Having identified that Bullet Train is primarily a stylistic exercise, is there any discernible point to it all? The tropes involved, of revenge for families and from within families, in the name of bereavement and for emotional slights perceived, are at best perfunctory (The Elder’s background is depicted via a hack-and-slash rain-soaked bloodbath voiceover designed to provoke a response to the visceral horror of it all, rather than one of empathy). The Elder is compared and contrasted with White Death in terms of moral grounding; both want revenge for their loss and both have profoundly disappointing sons. Albeit, while White Death’s plan involves the sacrifice of his, the Elder merely prioritises his grandson over his son, and they experience ultimate rapprochement. White Death’s daughter’s psychopathy is equally explicit, willing to murder a child in order to guarantee the death of her father. But these are all gradations of the formula.

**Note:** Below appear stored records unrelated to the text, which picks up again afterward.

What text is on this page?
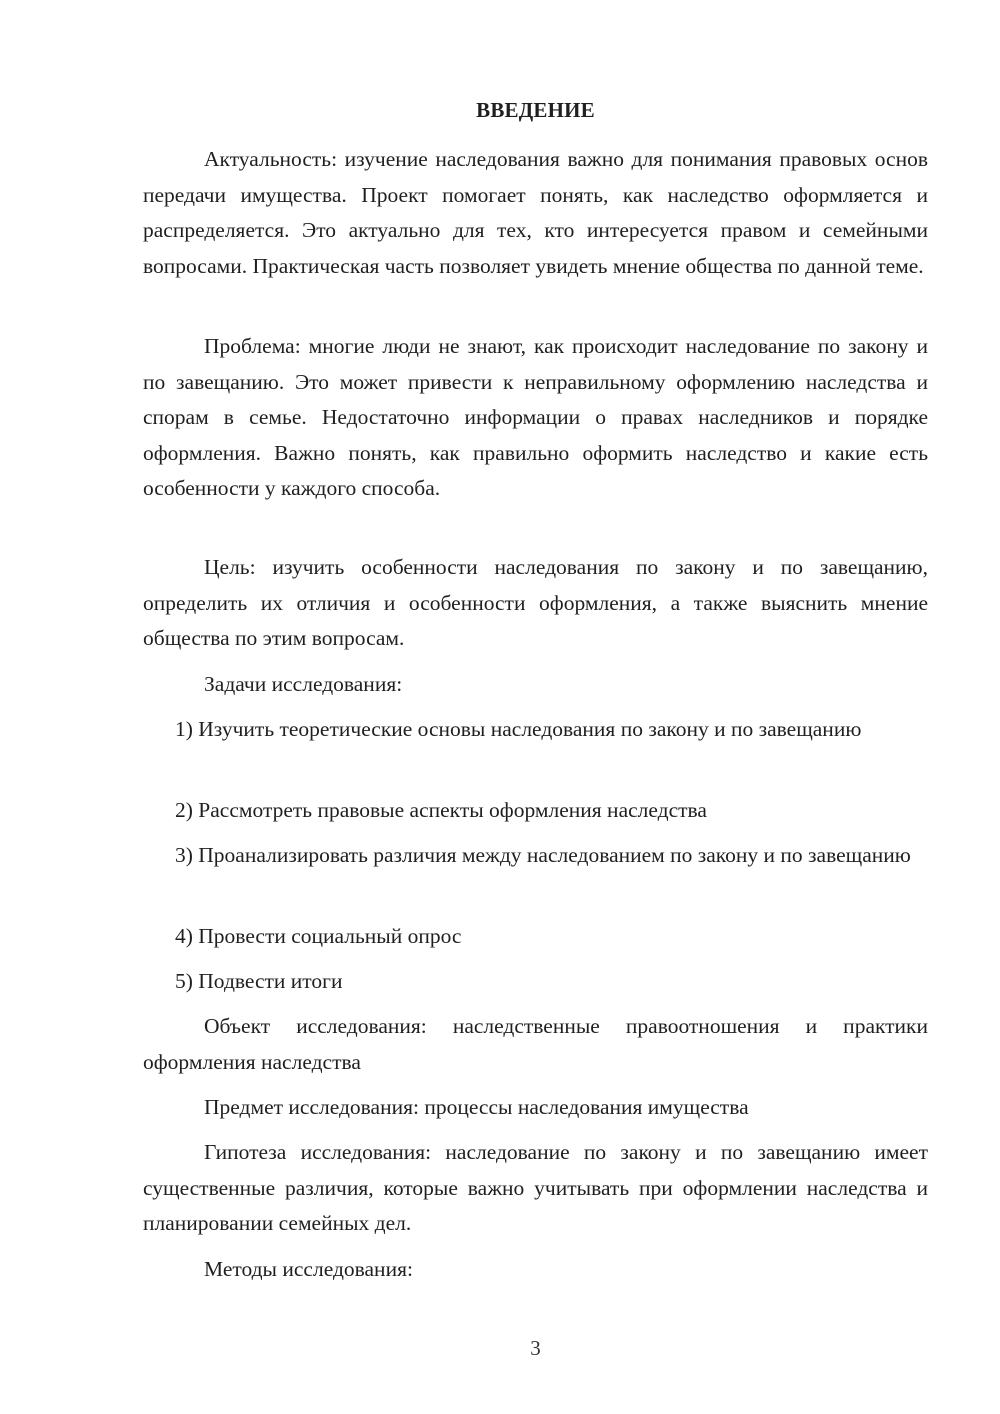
ВВЕДЕНИЕ

Актуальность: изучение наследования важно для понимания правовых основ передачи имущества. Проект помогает понять, как наследство оформляется и распределяется. Это актуально для тех, кто интересуется правом и семейными вопросами. Практическая часть позволяет увидеть мнение общества по данной теме.

Проблема: многие люди не знают, как происходит наследование по закону и по завещанию. Это может привести к неправильному оформлению наследства и спорам в семье. Недостаточно информации о правах наследников и порядке оформления. Важно понять, как правильно оформить наследство и какие есть особенности у каждого способа.

Цель: изучить особенности наследования по закону и по завещанию, определить их отличия и особенности оформления, а также выяснить мнение общества по этим вопросам.

Задачи исследования:

1) Изучить теоретические основы наследования по закону и по завещанию

2) Рассмотреть правовые аспекты оформления наследства

3) Проанализировать различия между наследованием по закону и по завещанию

4) Провести социальный опрос

5) Подвести итоги

Объект исследования: наследственные правоотношения и практики оформления наследства

Предмет исследования: процессы наследования имущества

Гипотеза исследования: наследование по закону и по завещанию имеет существенные различия, которые важно учитывать при оформлении наследства и планировании семейных дел.

Методы исследования:

3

Ladybug is nominally reformed – he doesn’t want to kill people, but still wants to do the job – but he doesn’t appear to be remorseful in anyway. Plus, he’s repeatedly shown not to have processed the motivational wisdom that led to this choice. Is Ladybug a good guy? We’re supposed to think so, clearly, although it would be more convincing, had he got out of the business entirely (if he expected to deal in such matters without violent confrontation, he’s as batty as his rumpled fashion sense. Of which, his reaction to blood splattering all over his shoes might be the funniest in the movie).
The Elder and the Father are also let off the hook, presumably, for being noble and/or sympathetic figures. As is, curiously, Lemon. The latter development makes little sense morally, particularly as he professes to a higher understanding of others (the Thomas readings), yet has no qualms over his chosen profession. He’s the sensitive hitman, to a degree (while also evidencing that, per current ordinances and so inverting prior form, the black character survives).
Lemon’s choice of inspirational works is also peculiar. After all, he proudly proclaims an understanding of human existence from the study of anthropomorphic machines. Essentially, he takes his cues from a transhumanist text, underlining that his appreciation of the value of humanity is fundamentally warped (yeah, I know, Rev W Awdry just liked his trains).
I’ll admit, I haven’t been keeping up with this summer’s movies, mostly because they haven’t piqued my interest (I’m aware everyone in the world and their dog, or goose, has seen Top Gun: Maverick, but… I can wait). This is one of the few that did, mostly because I appreciate a director who can put together good, coherent action, and Leitch is at the top of his game (on that score, I’d say he easily edges previous collaborator Stahelski, even if Chad, by sticking to the Wicks, has a better hit ratio). And because the trailer made it look like fun.
And for the most part, Bullet Train is that. There are times when resorting to a needle drop for any given slice of action feels like it’s an idle crutch, but even then, the choices tend to be distinctive and original. Sure, it’s a movie doesn’t know when to quit, but what’s new? And for the first ninety minutes or so, it’s dealing a convincingly winning hand.